Uluslararası ve bölgesel güçler arasında, Mollalar Cumhuriyeti gibi projesi için savaşacak ve onu savunacak milis grupları olan kimse yok. ABD, Rusya, Türkiye ve İsrail işgal için ordularını, içeriden ve dışarıdan paralı askerler kullanıyorlar. İran’a gelince, Yemen, Irak, Suriye ve Lübnan'ı bu ülkelerin evlatlarından oluşan milis gruplarla "işgal ediyor".
Milisler Velayet-i Fakih’e inanıyor ve bunu ümmetin kaderi olarak görüyorlar. Ancak bu emperyal proje birçok zorluk ve engelle karşı karşıya. Bunlar bir kısmıyla, İran'ın jeopolitik çatışmadaki emellerini sınırlayan bölgesel ve uluslararası güçlerin çıkarlarıyla çatışmasından kaynaklanıyor.
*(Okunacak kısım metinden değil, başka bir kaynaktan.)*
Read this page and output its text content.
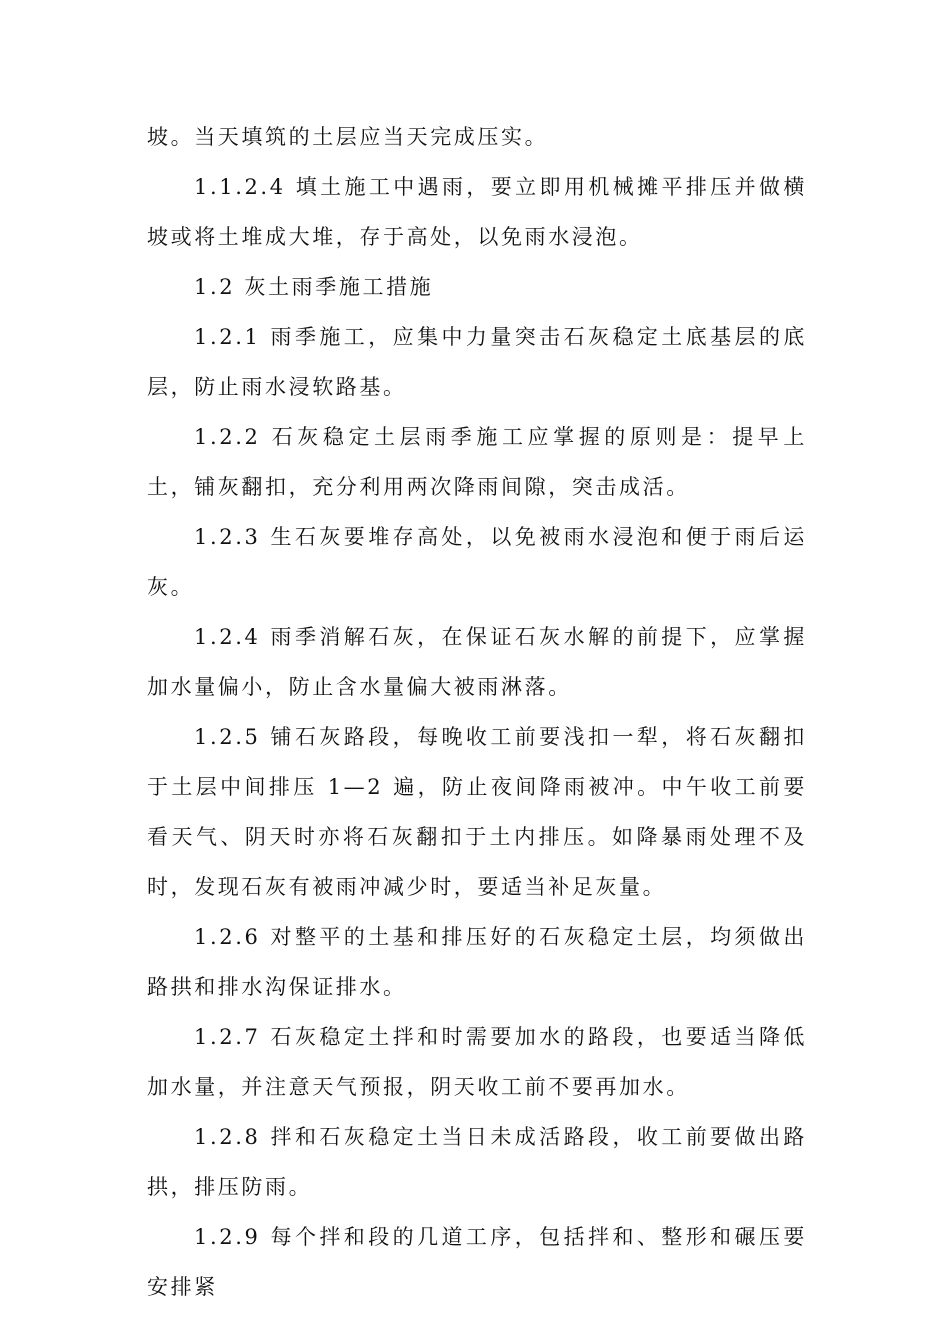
坡。当天填筑的土层应当天完成压实。

1.1.2.4 填土施工中遇雨，要立即用机械摊平排压并做横坡或将土堆成大堆，存于高处，以免雨水浸泡。

1.2 灰土雨季施工措施

1.2.1 雨季施工，应集中力量突击石灰稳定土底基层的底层，防止雨水浸软路基。

1.2.2 石灰稳定土层雨季施工应掌握的原则是：提早上土，铺灰翻扣，充分利用两次降雨间隙，突击成活。

1.2.3 生石灰要堆存高处，以免被雨水浸泡和便于雨后运灰。

1.2.4 雨季消解石灰，在保证石灰水解的前提下，应掌握加水量偏小，防止含水量偏大被雨淋落。

1.2.5 铺石灰路段，每晚收工前要浅扣一犁，将石灰翻扣于土层中间排压 1—2 遍，防止夜间降雨被冲。中午收工前要看天气、阴天时亦将石灰翻扣于土内排压。如降暴雨处理不及时，发现石灰有被雨冲减少时，要适当补足灰量。

1.2.6 对整平的土基和排压好的石灰稳定土层，均须做出路拱和排水沟保证排水。

1.2.7 石灰稳定土拌和时需要加水的路段，也要适当降低加水量，并注意天气预报，阴天收工前不要再加水。

1.2.8 拌和石灰稳定土当日未成活路段，收工前要做出路拱，排压防雨。

1.2.9 每个拌和段的几道工序，包括拌和、整形和碾压要安排紧
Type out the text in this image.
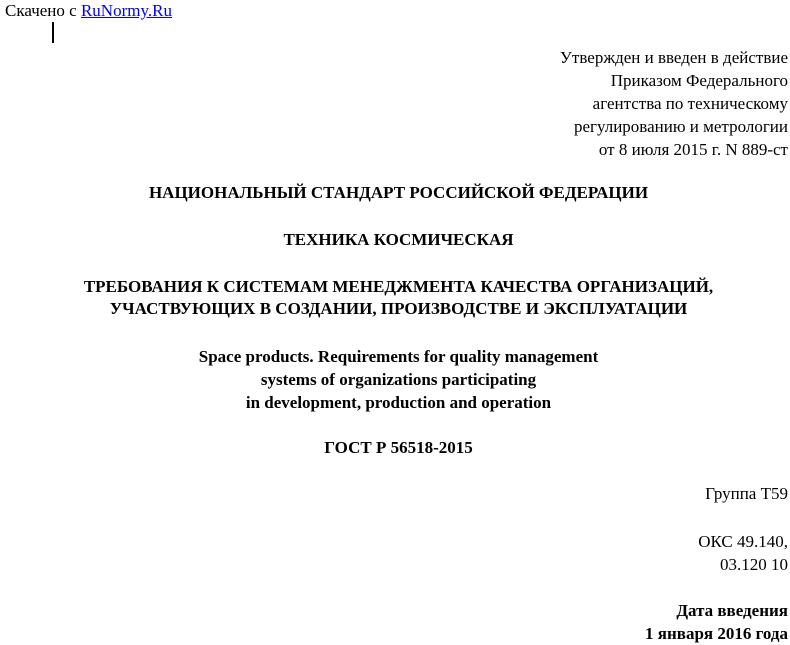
Скачено с RuNormy.Ru
Утвержден и введен в действие
Приказом Федерального
агентства по техническому
регулированию и метрологии
от 8 июля 2015 г. N 889-ст
НАЦИОНАЛЬНЫЙ СТАНДАРТ РОССИЙСКОЙ ФЕДЕРАЦИИ
ТЕХНИКА КОСМИЧЕСКАЯ
ТРЕБОВАНИЯ К СИСТЕМАМ МЕНЕДЖМЕНТА КАЧЕСТВА ОРГАНИЗАЦИЙ,
УЧАСТВУЮЩИХ В СОЗДАНИИ, ПРОИЗВОДСТВЕ И ЭКСПЛУАТАЦИИ
Space products. Requirements for quality management
systems of organizations participating
in development, production and operation
ГОСТ Р 56518-2015
Группа Т59
ОКС 49.140,
03.120 10
Дата введения
1 января 2016 года
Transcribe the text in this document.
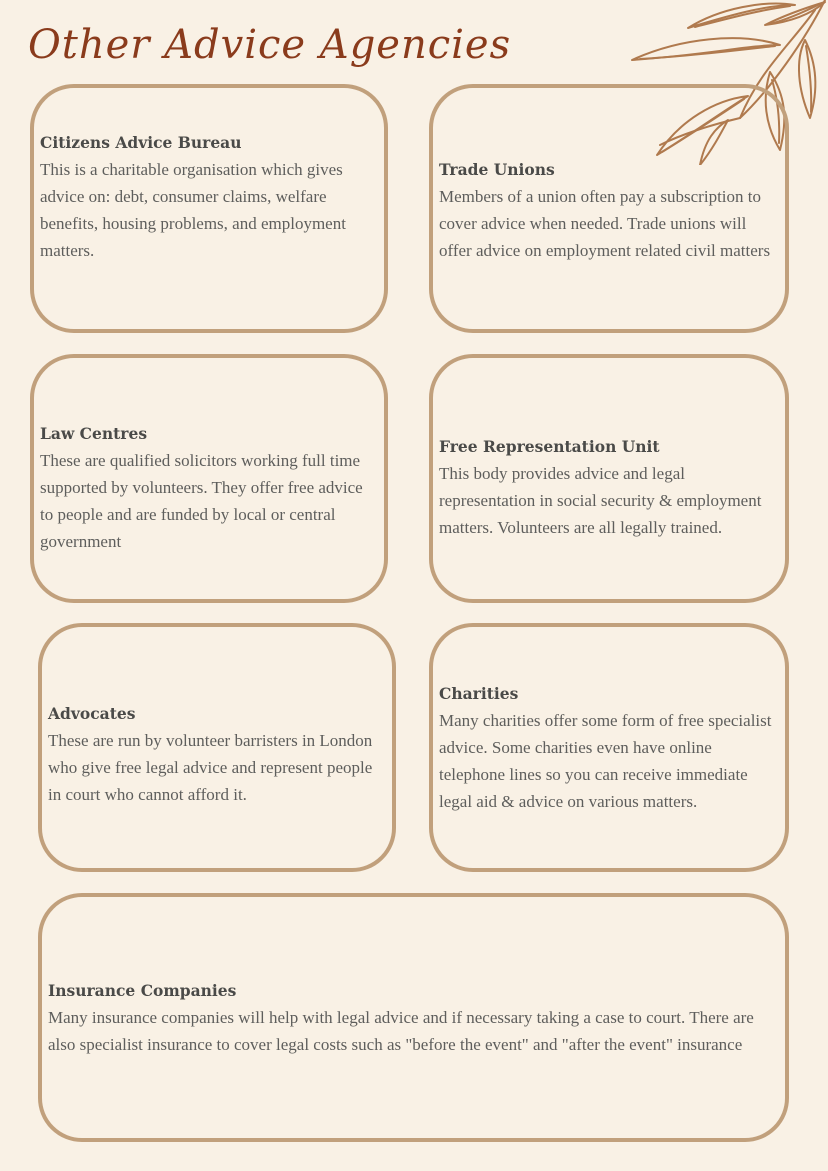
Other Advice Agencies
Citizens Advice Bureau

This is a charitable organisation which gives advice on: debt, consumer claims, welfare benefits, housing problems, and employment matters.

Trade Unions

Members of a union often pay a subscription to cover advice when needed. Trade unions will offer advice on employment related civil matters

Law Centres

These are qualified solicitors working full time supported by volunteers. They offer free advice to people and are funded by local or central government

Free Representation Unit

This body provides advice and legal representation in social security & employment matters. Volunteers are all legally trained.

Advocates

These are run by volunteer barristers in London who give free legal advice and represent people in court who cannot afford it.

Charities

Many charities offer some form of free specialist advice. Some charities even have online telephone lines so you can receive immediate legal aid & advice on various matters.

Insurance Companies

Many insurance companies will help with legal advice and if necessary taking a case to court. There are also specialist insurance to cover legal costs such as "before the event" and "after the event" insurance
Bir kısmını da çok mezhepli ülkeler üzerinde tek bir mezhep veya dini grubun hegemonyasını reddeden yerel güçlerle mücadele oluşturuyor.
Bu noktada şu basit soruyu sormalıyız; Irak’ın 1 buçuk milyondan oluşan eğitimli bir askeri kuvveti varken Haşdi Şabi’ye ihtiyacı var mı?
Cevap daha da basit; katiyen yok.
Gelgelelim, Haşdi Şabi ve milisleri yaratan emperyal proje hala bunu empoze etme gücüne sahip, ama nihayetinde gelecek yalnızca ulus devletlerindir.